Stereoscope - StereoscopeStereoscope are, none other than, Jeremie Grima and Sebastien Bourdieix of the highly rated French outfit The Black Noodle Project.

If you are familiar with BNP, you will be aware of their approach toward the more pop oriented sound of latter day Porcupine Tree and has seen them even dipping their toes into the earlier proggy styles of Pink Floyd, King Crimson and even Caravan. They have tied all this together into a modern sound with tinges of other contemporary prog giants such as Sylvan and Frost. Recommended stuff.

However, if you are expecting Stereoscope to be a carbon copy of Black Noodle Project then you must think again, as this is an altogether different kettle of fish.

The percussion and bass that drives The Noodle has been stripped away along with the most of the melody and harmony that accompanies BNP, what we are left with is a collection of soul searching songs that tend to frustrate and disappoint the listener.

It starts off earnestly enough, in minor key acoustic with the clever addition of a typewriter sampled into the structure of the song which sets the tempo for the album with its gentle strings, pizzicato electric guitar and the obvious Gallic influence.

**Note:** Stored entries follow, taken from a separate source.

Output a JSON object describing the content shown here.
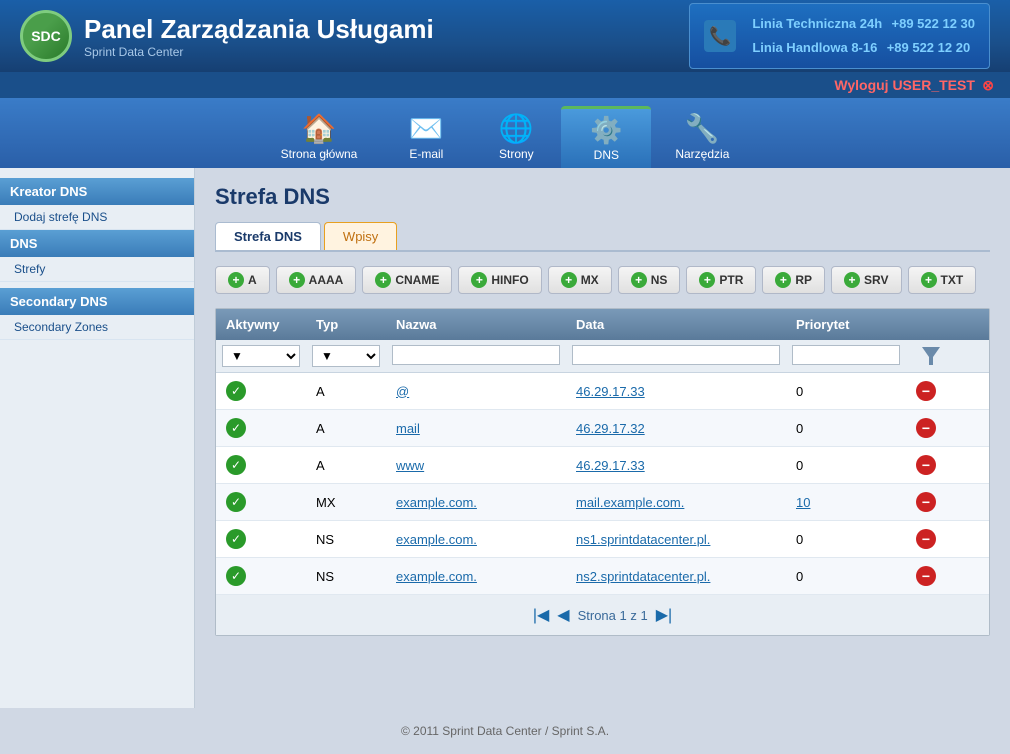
{
  "header": {
    "logo_text": "SDC",
    "title": "Panel Zarządzania Usługami",
    "subtitle": "Sprint Data Center",
    "phone_line1_label": "Linia Techniczna 24h",
    "phone_line1_number": "+89 522 12 30",
    "phone_line2_label": "Linia Handlowa 8-16",
    "phone_line2_number": "+89 522 12 20"
  },
  "topbar": {
    "logout_text": "Wyloguj USER_TEST"
  },
  "nav": {
    "items": [
      {
        "label": "Strona główna",
        "icon": "🏠",
        "active": false
      },
      {
        "label": "E-mail",
        "icon": "✉️",
        "active": false
      },
      {
        "label": "Strony",
        "icon": "🌐",
        "active": false
      },
      {
        "label": "DNS",
        "icon": "⚙️",
        "active": true
      },
      {
        "label": "Narzędzia",
        "icon": "🔧",
        "active": false
      }
    ]
  },
  "sidebar": {
    "sections": [
      {
        "header": "Kreator DNS",
        "items": [
          "Dodaj strefę DNS"
        ]
      },
      {
        "header": "DNS",
        "items": [
          "Strefy"
        ]
      },
      {
        "header": "Secondary DNS",
        "items": [
          "Secondary Zones"
        ]
      }
    ]
  },
  "main": {
    "page_title": "Strefa DNS",
    "tabs": [
      {
        "label": "Strefa DNS",
        "active": true
      },
      {
        "label": "Wpisy",
        "active": false,
        "orange": true
      }
    ],
    "dns_buttons": [
      "A",
      "AAAA",
      "CNAME",
      "HINFO",
      "MX",
      "NS",
      "PTR",
      "RP",
      "SRV",
      "TXT"
    ],
    "table": {
      "headers": [
        "Aktywny",
        "Typ",
        "Nazwa",
        "Data",
        "Priorytet",
        ""
      ],
      "rows": [
        {
          "active": true,
          "type": "A",
          "name": "@",
          "data": "46.29.17.33",
          "priority": "0"
        },
        {
          "active": true,
          "type": "A",
          "name": "mail",
          "data": "46.29.17.32",
          "priority": "0"
        },
        {
          "active": true,
          "type": "A",
          "name": "www",
          "data": "46.29.17.33",
          "priority": "0"
        },
        {
          "active": true,
          "type": "MX",
          "name": "example.com.",
          "data": "mail.example.com.",
          "priority": "10"
        },
        {
          "active": true,
          "type": "NS",
          "name": "example.com.",
          "data": "ns1.sprintdatacenter.pl.",
          "priority": "0"
        },
        {
          "active": true,
          "type": "NS",
          "name": "example.com.",
          "data": "ns2.sprintdatacenter.pl.",
          "priority": "0"
        }
      ]
    },
    "pagination_text": "Strona 1 z 1"
  },
  "footer": {
    "text": "© 2011 Sprint Data Center / Sprint S.A."
  }
}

The playing is quite brilliant in places with haunting themes and clever arrangements.

However, the lyrics read as though they have been lying in a half-forgotten box under the bed since high school days and as such they are so full of forgotten teenage angst.

There are some excellent highpoints, such as the haunting Once Upon A Sky Corner.

The Girl In The Paper, with its ever so downplayed and simplistic approach, its sweeping understated melody and angst ridden pleading acceptance lyric, is top drawer stuff.

The huge nod towards the Blackfield prog/pop sound on the clever  Sleeping with U and the stunning  1+1=2 is a tribute to the partnership between Jeremie and Sebastien.

There are some low points as well, unfortunately, The Beauty with The Colt is both uninspiring and base and the album would have benefited tremendously from its exclusion. It is that bad, even with a tongue firmly in the cheek it fails to deliver on so many levels.

We may look back on Stereoscope’s debut with fondness in years to come, if the undoubted potential on this release comes to bear fruit on some future output, we may be hailing the dawn of a bone fide French Prog success. I for one certainly hope so. Stereoscope’s debut remains a frustrating, interesting and a sometime rewarding 45 minutes of mellow and understated prog. Worth a listen!